What we’re seeing in much of Latin America now is a combination of broad-based social movement Left coalitions and electoral parties building the revolution. Morales could not have gotten elected without the support of the indigenous communities and coca growers who have been advocating for social justice for years. Chavez would not be President today, or possibly even alive, were it not for the pueblo’s impassioned outcry after the attempted coup of 2002.
Possibly the most important observation we can make about the “pink tide” in South America is the movement towards Pan-Americanismo. With each election of a socialist or leftist candidate, talk grows of forming a unified Latin American socialist coalition. It’s inspiring to see this solidarity being forged, not only as a counterweight to imperial hegemony, but as the most profound rejection of the original colonial paradigm that partitioned the continent and its people.
Keeping the Revolution on the Road, a la Che’s “The Mighty One”

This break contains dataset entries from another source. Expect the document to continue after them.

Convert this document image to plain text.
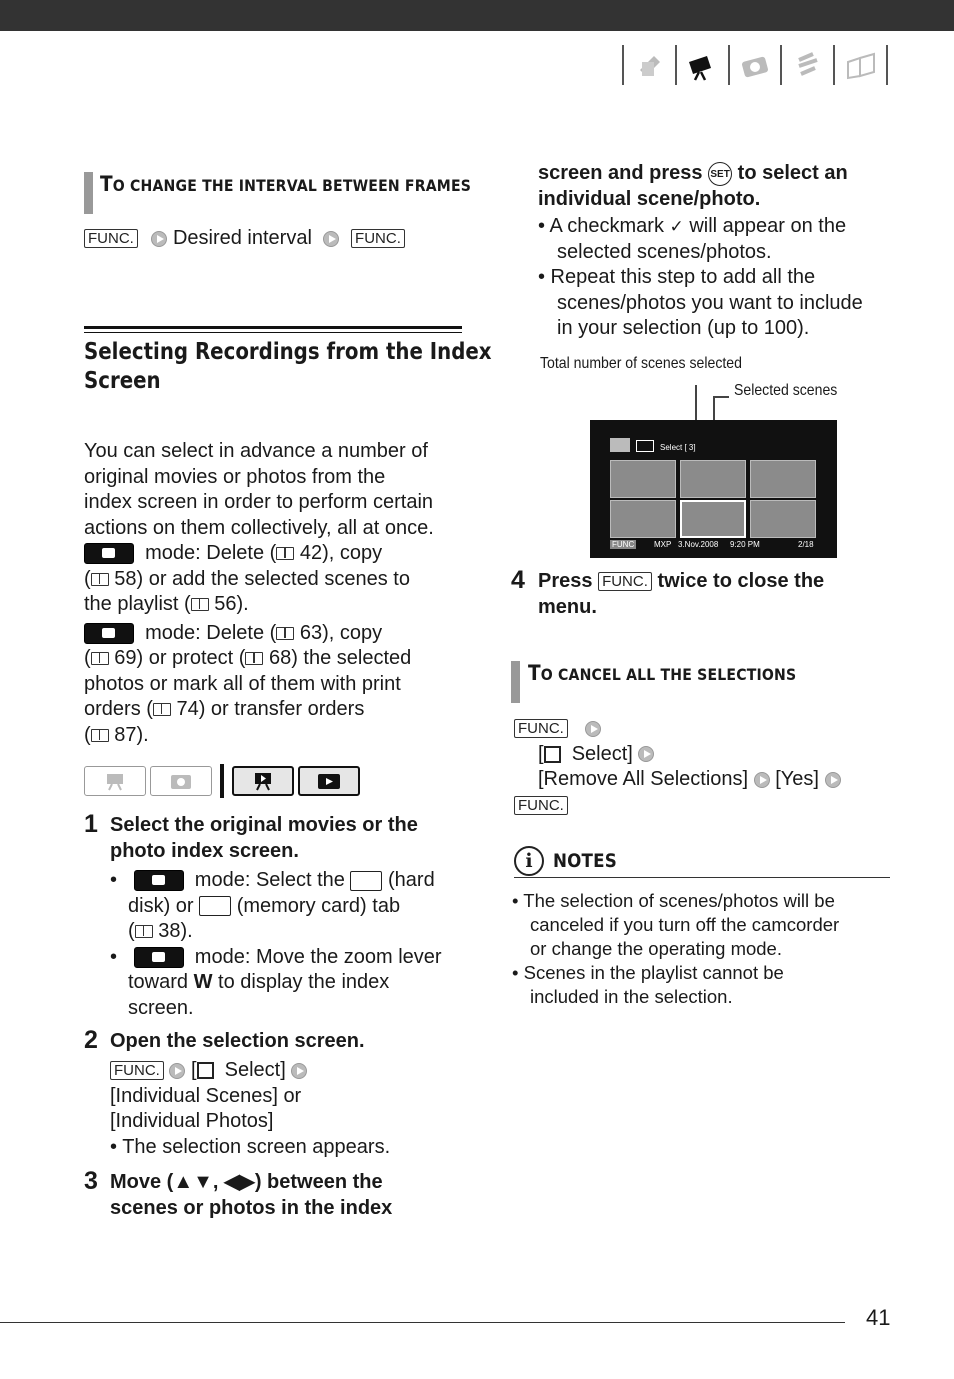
TO CHANGE THE INTERVAL BETWEEN FRAMES
FUNC. Desired interval	FUNC.
Selecting Recordings from the Index
Screen
You can select in advance a number of
original movies or photos from the
index screen in order to perform certain
actions on them collectively, all at once.
mode: Delete ( 42), copy
( 58) or add the selected scenes to
the playlist ( 56).
mode: Delete ( 63), copy
( 69) or protect ( 68) the selected
photos or mark all of them with print
orders ( 74) or transfer orders
( 87).
1 Select the original movies or the
photo index screen.
•	mode: Select the (hard
disk) or (memory card) tab
( 38).
•	mode: Move the zoom lever
toward W to display the index
screen.
2 Open the selection screen.
FUNC. [ Select]
[Individual Scenes] or
[Individual Photos]
• The selection screen appears.
3 Move (▲▼, ◀▶) between the
scenes or photos in the index
screen and press SET to select an
individual scene/photo.
• A checkmark ✓ will appear on the
selected scenes/photos.
• Repeat this step to add all the
scenes/photos you want to include
in your selection (up to 100).
Total number of scenes selected
Selected scenes
Select [ 3]
FUNC MXP 3.Nov.2008 9:20 PM	2/18
4 Press FUNC. twice to close the
menu.
TO CANCEL ALL THE SELECTIONS
FUNC.
[ Select]
[Remove All Selections] [Yes]
FUNC.
i	NOTES
• The selection of scenes/photos will be
canceled if you turn off the camcorder
or change the operating mode.
• Scenes in the playlist cannot be
included in the selection.
41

Of course, it isn’t enough to have Mercosur and Unasur trade pacts as a counter to the U.S. It isn’t enough to have a coalition of progressive heads of state all leaning towards their diverse definitions of “Left.” And, though it’s a huge step, it isn’t even enough to draft a revolutionary constitution. When the forces of imperialism are pressing in from all sides, no victory is absolutely secure. Trade blocs can be weakened and dissolved. Elections can be lost and stolen. Laws can be rewritten. And revolutions can be crushed. We’ve seen these kinds of victories before in Latin America. There’s a whole roster of U.S.-sponsored killers like Pinochet who destroyed all the beautiful and good work that had been done.
There’s also the question of reactionary forces in Latin America. The elites from Media Luna in Bolivia to Merida in Venezuela have worked tirelessly and from a variety of angles to halt progressive change, trying everything from referendums to coups to gang warfare. And it’s worth considering how contingents so backward can be neutralized, or even converted. And I remember Che again, a light-skinned son of Argentina’s aristocracy. Experience can radicalize the wealthy misguided college students of Caracas just as it radicalized the young doctor from Buenos Aires. The commotion created by the indio underclass of the southern cone and Orinoco basin is the driving force in the region’s leftward sweep. Those advocating international solidarity and environmental justice need a strong voice from within the empire backing them up.
How do we stand in solidarity with our brothers and sisters of Latin America to protect, nurture, and challenge the revolution at every step? I have a few ideas.
1. Connect Pan-Americanismo struggles with North American struggles.
2. Create media blitzes and counter-demonstrations to challenge mainstream understandings of Latin America’s political situation.
3. Build an international network of support for the political social movement base in Latin America.
We need to be making more noise. Any U.S. plan to bring down Bolivia or Peru or Venezuela needs to be met by even louder public outcry here.